The administration’s secret warfare finds support in opinion polls and is almost certainly lawful. Bevies of lawyers and inspectors general monitor secret executive action, as does (in some contexts) a secret intelligence court. And the executive branch regularly reports these activities to select congressional committees that are generally supportive.

Yet the legal and political foundation for secret war is weak. The legal foundation rests mostly on laws designed for another task that government lawyers have interpreted, without public scrutiny, to meet new challenges. Outside the surveillance context, Congress as a body has not debated or approved the means or ends of secret warfare (except, perhaps, through appropriations). Because secret surveillance and targeted strikes, rather than U.S. military detention, are central to the new warfare, there are no viable plaintiffs to test the government’s authorities in court. In short, executive-branch decisions since 2001 have led the nation to a new type of war against new enemies on a new battlefield without focused national debate, deliberate congressional approval or real judicial review.

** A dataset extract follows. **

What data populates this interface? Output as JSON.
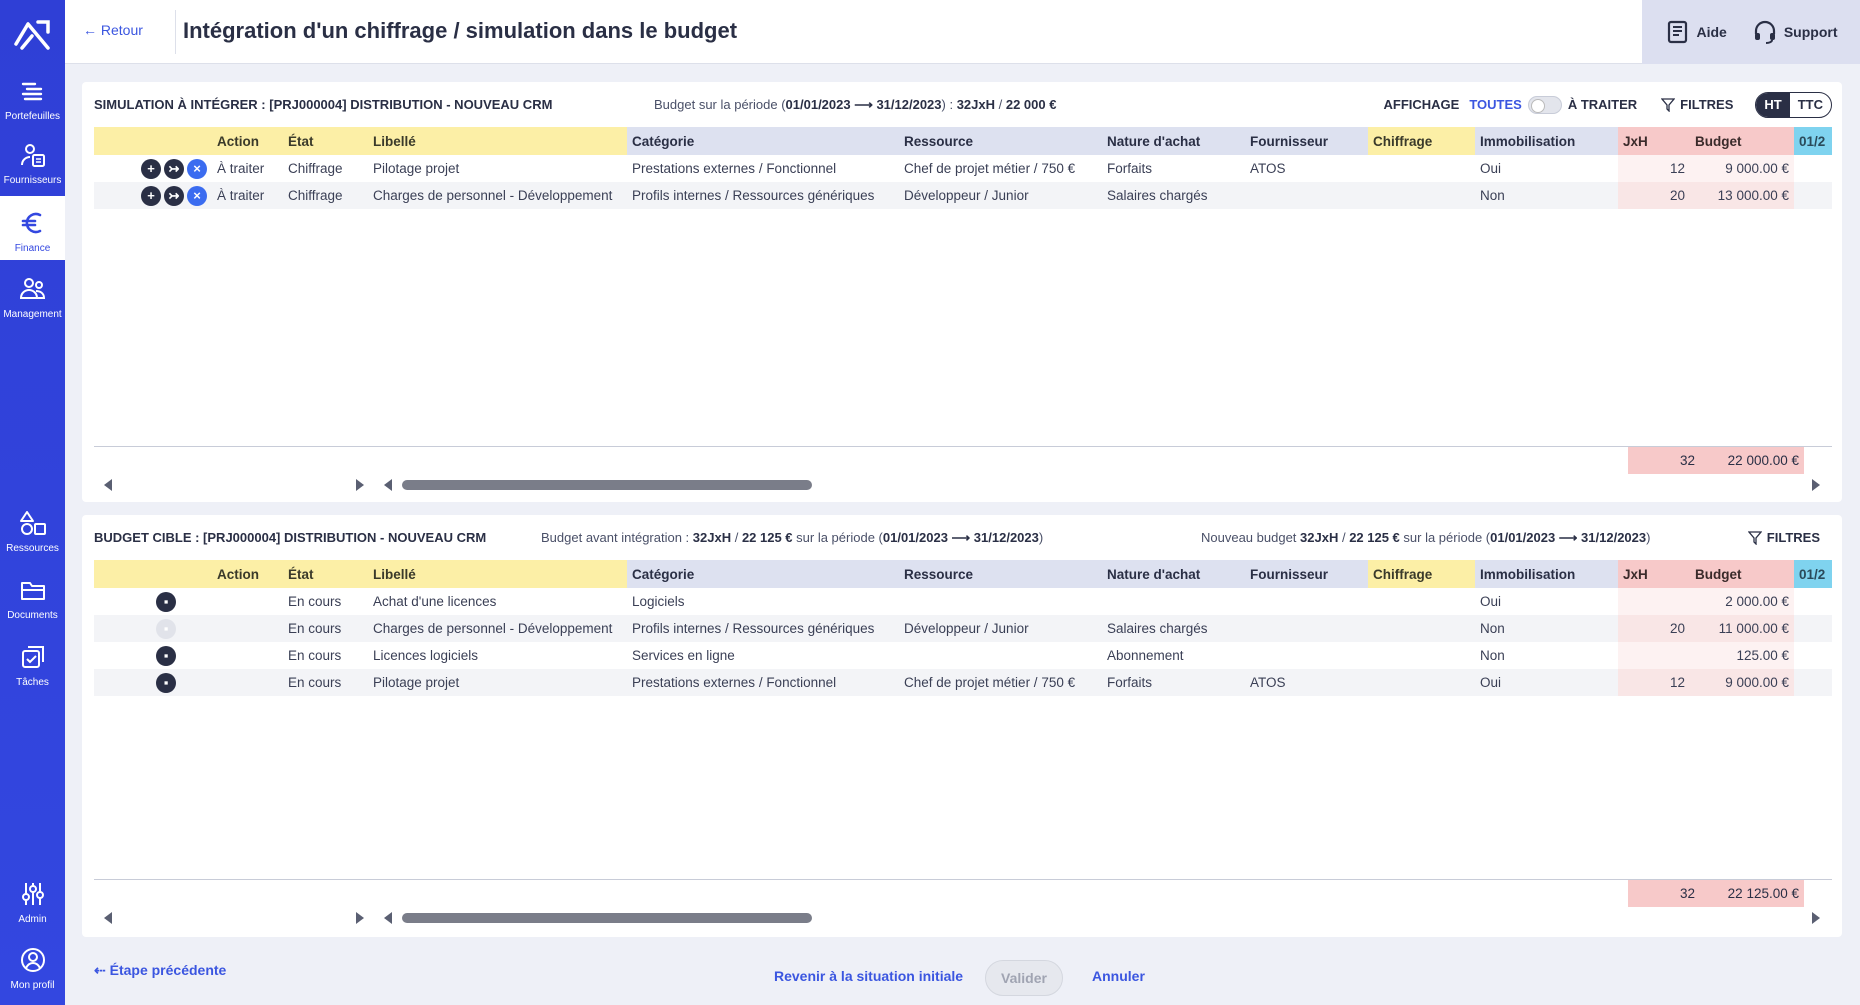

What the government needs is a new framework statute — akin to the National Security Act of 1947, or the series of intelligence reforms made after Watergate, or even the 2001 authorization of force — to define the scope of the new war, the authorities and limitations on presidential power, and forms of review of the president’s actions.

The framework statute should include a rethinking of the covert-action regime that was not designed for its current role. It should include special-operations activities within that regime. The statute should specify the means by which the president must keep the public informed about his secret wartime activities, including the legal basis for his actions. And it should have a sunset provision to force Congress to debate and renew the framework, in light of experience, after a set number of years. Whatever its contents, the proposed framework statute would be a focal point to debate and could legitimize— or not — the new type of war.

A new legal and political foundation for stealth warfare cannot succeed without the initiative and support of the president. The chances of such support, however, are dim. The Obama administration prefers to act based on old authorities and not to engage Congress in establishing new authorities for new wartime challenges. This is unfortunate for U.S. constitutional traditions and for the stability of our long-term counterterrorism strategy. And it is unfortunate for the president, not only because he increasingly acts without political cover, and because his secret wars are increasingly criticized and scrutinized abroad, but also because he alone will be bear the legacy of any negative consequences — at home and globally — of unilateral, lethal, secret warfare.